The tone of voice in which Mike said, “I'm sorry,” sounded like that of a child—a gifted, difficult, maverick child who thought he was bigger than the school—being made to stand in front of everyone and get chastened until he changed. In those three syllables he seemed to shift from defiant to broken.

But then he was back online, his self-esteem apparently totally revived.

He felt proud to have recovered the way he did. “I've been obsessed with investigating literary scandals,” he told me. “Nobody ever comes back from those things. At the scale and intensity of what I experienced? Nobody comes out intact.”

“I know!” I said. “Did you know from the start you'd survive?”

“Oh no,” Mike said. “Oh no. I thought about killing myself.”

I looked at him. “Really?” I said.

“Everything was on the table,” he said. “I actively talked about killing myself.
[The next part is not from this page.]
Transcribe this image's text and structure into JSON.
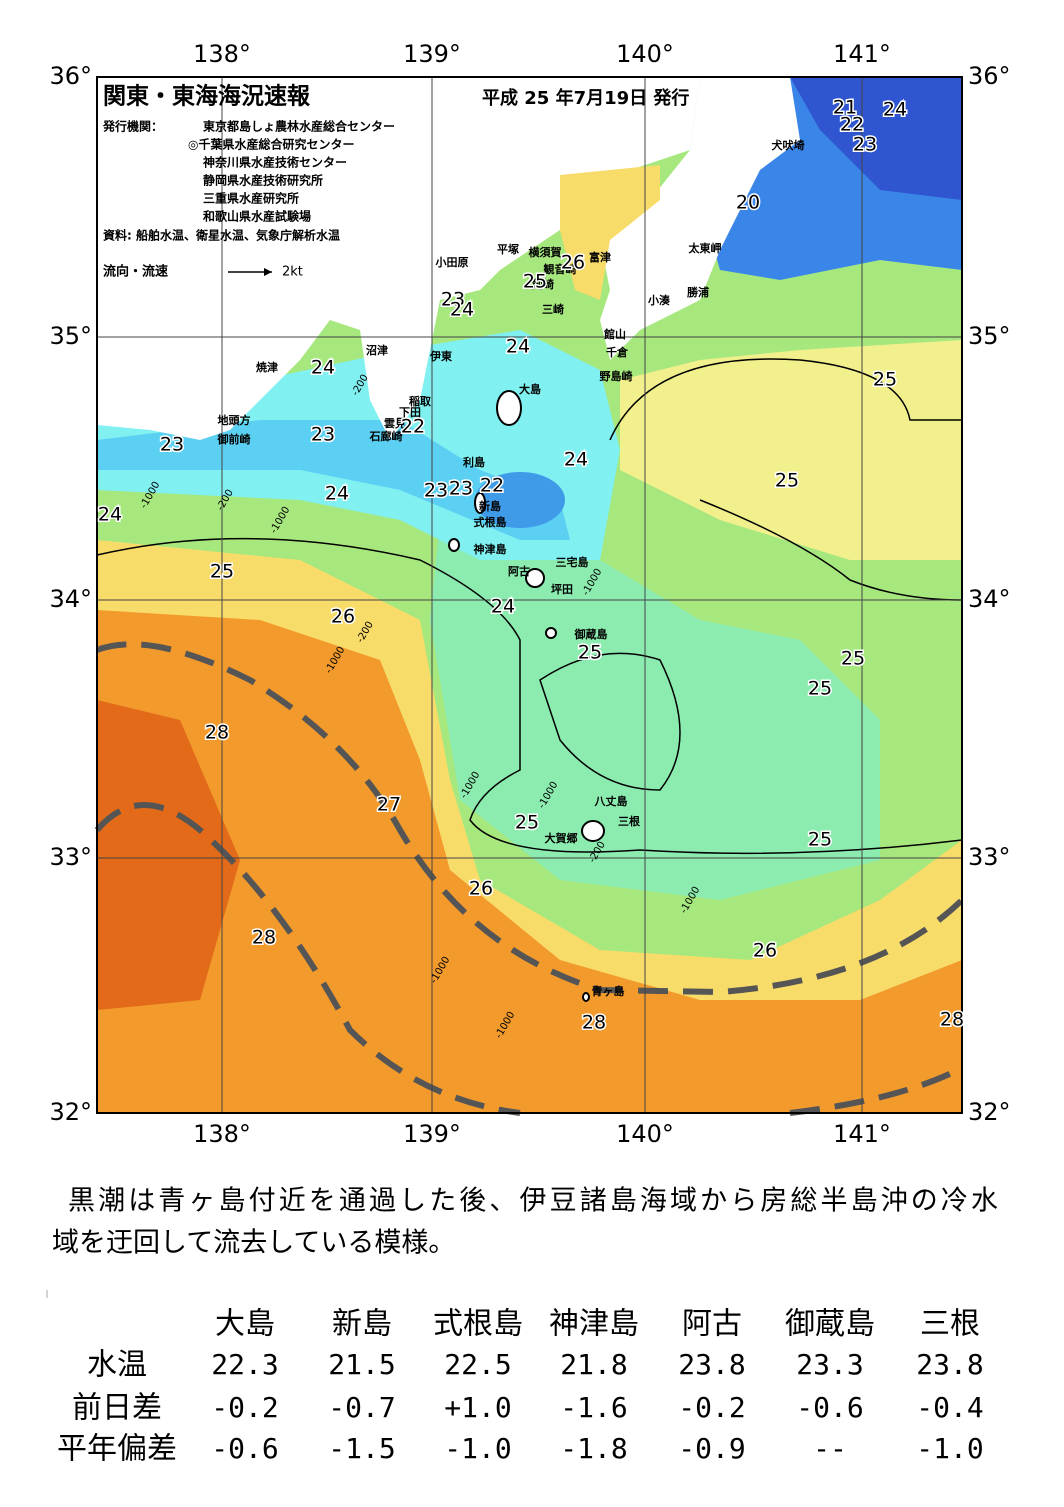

I actively talked about never performing again, just leaving the theater and never performing again. We talked about getting divorced. Very openly.”

“How was your wife during this?” I said.

“She was making sure I wasn't alone,” Mike said.

“When was all of this happening?” I asked.

“The very worst part of the scandal was before anyone knew of the scandal,” he said. “There was a week between my interview with Ira and the show airing. During that week, I began to disassociate onstage. I was falling apart. I would freeze as I was doing the show. I would feel my mind take itself apart. That was the worst part. It was fucking terrible, the fear, and the feeling that you will dissolve.”

“What were you most scared of?”

“I was terrified that I would no longer be able to tell the narrative of my life,” Mike said, “that every time I performed onstage his judgment of me would echo forever, deciding who and what I was.”

“So what changed?”

Mike didn't reply for a while. Then he said, “When Ira first asked me if I wanted to tell the story on his show, I thought,
This is a test. If I really believe in this, then the cowardly thing would be to not do the story. If I bury it, nothing will change
.” He paused. “I knew that the story would explode in the consciousness, and then it would explode for me.”

I frowned. “You're saying you knew from the beginning that you'd be exposed?”

Mike nodded. “What happened on that lake showed me that there's a door,” he said. “And the door is open a crack. And you can feel it. You can just die. You see? Once you accept that, it brings clarity. You want to do something in the world? Be willing to throw your life away. I was, ‘Fine. I'll throw my life away. Fine.'”

“What about the risk that the scandal, instead of shining a light on what was happening in China, would turn the light off?” I said.

“I would have worried about that a lot,” Mike replied. Then he corrected his phrasing. “I worried about that a lot,” he said. “I was really worried about that.”

He could see me looking uncertainly at him.